Last week, a study for the Institute for Fiscal Studies showed that the earning power between men and those women returning to work after having a child becomes steadily wider. Over the subsequent 12 years, women’s hourly pay rate falls 33% behind men’s.

Responding to the report Laura Harrison, People and Strategy Director at the CIPD, the professional body for HR and people development comments:

“It’s inexcusable that discrimination against pregnant women at work is still a problem in the UK. Besides the damage this discrimination causes to women’s self-confidence and earnings potential, there’s a resultant loss of value for employers – not just in terms of talent but possibly also of the engagement of women. Who wants to give 100% when their commitment to work or value in the workplace is being questioned? That’s hardly a fair deal. The consequence of this loss of talent and engagement to the UK economy is obvious. We know the economy will only reach its potential when it builds and sustains opportunities for women to be as economically active as men.

“Discrimination legislation is well-covered by employment law in the UK.   But by this point in our evolution towards equal rights at work, this legislation should be a safeguard to ensure minimum practice, not something that women are routinely required to call upon.   Doubly challenging is that whilst we are protected against discrimination on multiple grounds, it can be within our control how much or if we choose to disclose our status (e.g. our age or sexual orientation and some disabilities).

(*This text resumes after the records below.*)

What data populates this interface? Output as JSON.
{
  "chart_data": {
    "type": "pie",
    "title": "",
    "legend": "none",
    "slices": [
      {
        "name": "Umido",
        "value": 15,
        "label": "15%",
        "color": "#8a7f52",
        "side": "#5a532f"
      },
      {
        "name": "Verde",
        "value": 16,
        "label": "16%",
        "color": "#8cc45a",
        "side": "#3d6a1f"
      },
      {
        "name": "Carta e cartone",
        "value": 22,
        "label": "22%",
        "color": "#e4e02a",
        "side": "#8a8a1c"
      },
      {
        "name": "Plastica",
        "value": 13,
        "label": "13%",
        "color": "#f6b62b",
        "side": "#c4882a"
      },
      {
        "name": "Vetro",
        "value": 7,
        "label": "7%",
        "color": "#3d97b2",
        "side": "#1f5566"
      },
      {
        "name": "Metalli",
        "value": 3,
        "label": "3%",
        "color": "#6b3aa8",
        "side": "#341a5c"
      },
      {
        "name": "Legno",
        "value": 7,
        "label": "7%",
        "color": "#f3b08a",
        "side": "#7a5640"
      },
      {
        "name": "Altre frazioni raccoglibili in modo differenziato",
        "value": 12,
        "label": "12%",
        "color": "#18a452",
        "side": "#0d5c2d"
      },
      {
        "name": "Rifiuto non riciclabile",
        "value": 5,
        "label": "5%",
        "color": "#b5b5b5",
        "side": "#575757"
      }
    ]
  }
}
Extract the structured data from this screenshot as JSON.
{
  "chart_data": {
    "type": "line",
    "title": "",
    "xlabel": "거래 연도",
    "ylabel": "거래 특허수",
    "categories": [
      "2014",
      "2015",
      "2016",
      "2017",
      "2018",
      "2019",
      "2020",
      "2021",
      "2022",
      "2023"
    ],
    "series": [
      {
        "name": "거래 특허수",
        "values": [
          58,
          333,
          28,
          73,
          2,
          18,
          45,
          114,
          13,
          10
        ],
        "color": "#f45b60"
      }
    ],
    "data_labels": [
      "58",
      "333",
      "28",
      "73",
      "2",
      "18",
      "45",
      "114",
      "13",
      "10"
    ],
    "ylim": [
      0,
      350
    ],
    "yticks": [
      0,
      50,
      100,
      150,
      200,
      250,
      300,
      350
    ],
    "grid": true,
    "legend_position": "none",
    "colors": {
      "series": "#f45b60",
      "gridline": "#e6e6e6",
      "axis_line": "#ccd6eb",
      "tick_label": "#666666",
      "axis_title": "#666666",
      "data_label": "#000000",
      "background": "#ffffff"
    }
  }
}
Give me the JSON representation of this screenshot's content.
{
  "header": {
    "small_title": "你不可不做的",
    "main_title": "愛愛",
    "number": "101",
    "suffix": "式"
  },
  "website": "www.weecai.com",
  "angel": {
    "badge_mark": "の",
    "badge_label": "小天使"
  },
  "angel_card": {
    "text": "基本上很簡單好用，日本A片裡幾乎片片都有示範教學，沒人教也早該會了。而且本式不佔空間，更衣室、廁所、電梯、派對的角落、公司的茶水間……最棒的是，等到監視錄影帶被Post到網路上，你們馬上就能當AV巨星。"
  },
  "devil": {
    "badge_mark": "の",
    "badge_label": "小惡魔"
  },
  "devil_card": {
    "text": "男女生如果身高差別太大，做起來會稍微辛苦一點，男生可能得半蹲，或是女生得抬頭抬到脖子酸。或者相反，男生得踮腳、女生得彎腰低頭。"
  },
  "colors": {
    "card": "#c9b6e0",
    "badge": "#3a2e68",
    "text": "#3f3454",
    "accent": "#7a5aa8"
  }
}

There’s no such choice for pregnant women – there’s an inevitability around conversations about the pregnancy and upcoming maternity leave from the point at which the pregnancy becomes obvious. Many may not be in an environment where this is a comfortable reality and employers must find ways to ensure that open and honest conversation during an employees’ pregnancy is the norm. Employers must be alert to, and actively pre-empt risks of discrimination, from the point at which a woman makes her pregnancy known. Not only would such an approach give women the opportunity to let colleagues know how they feel, but it’s also a chance for any potentially discriminatory problems to be caught early on and stopped.

“Line managers are the key to this open dialogue, so it’s important that they are well-equipped with the knowledge and people management skills to ensure they do not discriminate against pregnant women and new mothers themselves. They also need to act as champions for the value that women bring to the workforce, whichever stage they are at, to mitigate against discrimination elsewhere.

“HR plays an important role, ensuring that good paternity, maternity and parental leave practices are as coherent and inclusive as possible, and communicated sufficiently to everyone. Practices for women before and after maternity leave should be as smooth as possible. For example, Keeping in touch (KIT) days, although voluntary, are a great way of reinforcing commitment from the employee to their organisation and vice versa. They will also help women feel more inclined to return to the organisation after their maternity leave, creating a business case for the employer. Equally important are the flexible and inclusive working practices that enable women returning to work so they feel welcomed back to the organisations and valued by their employer.

“More broadly, employers need to encourage a supportive and inclusive culture so that people’s behaviour reflects the right values and behaviour around diversity, and this needs to come from the top. Many need to also rethink how they recruit, retain and develop female talent, as well as the value of investing in people management skills and improving workplace practices. Social expectations around diversity and equality in the workplace are on the up – employers need to make sure they aren’t left behind in this reality.”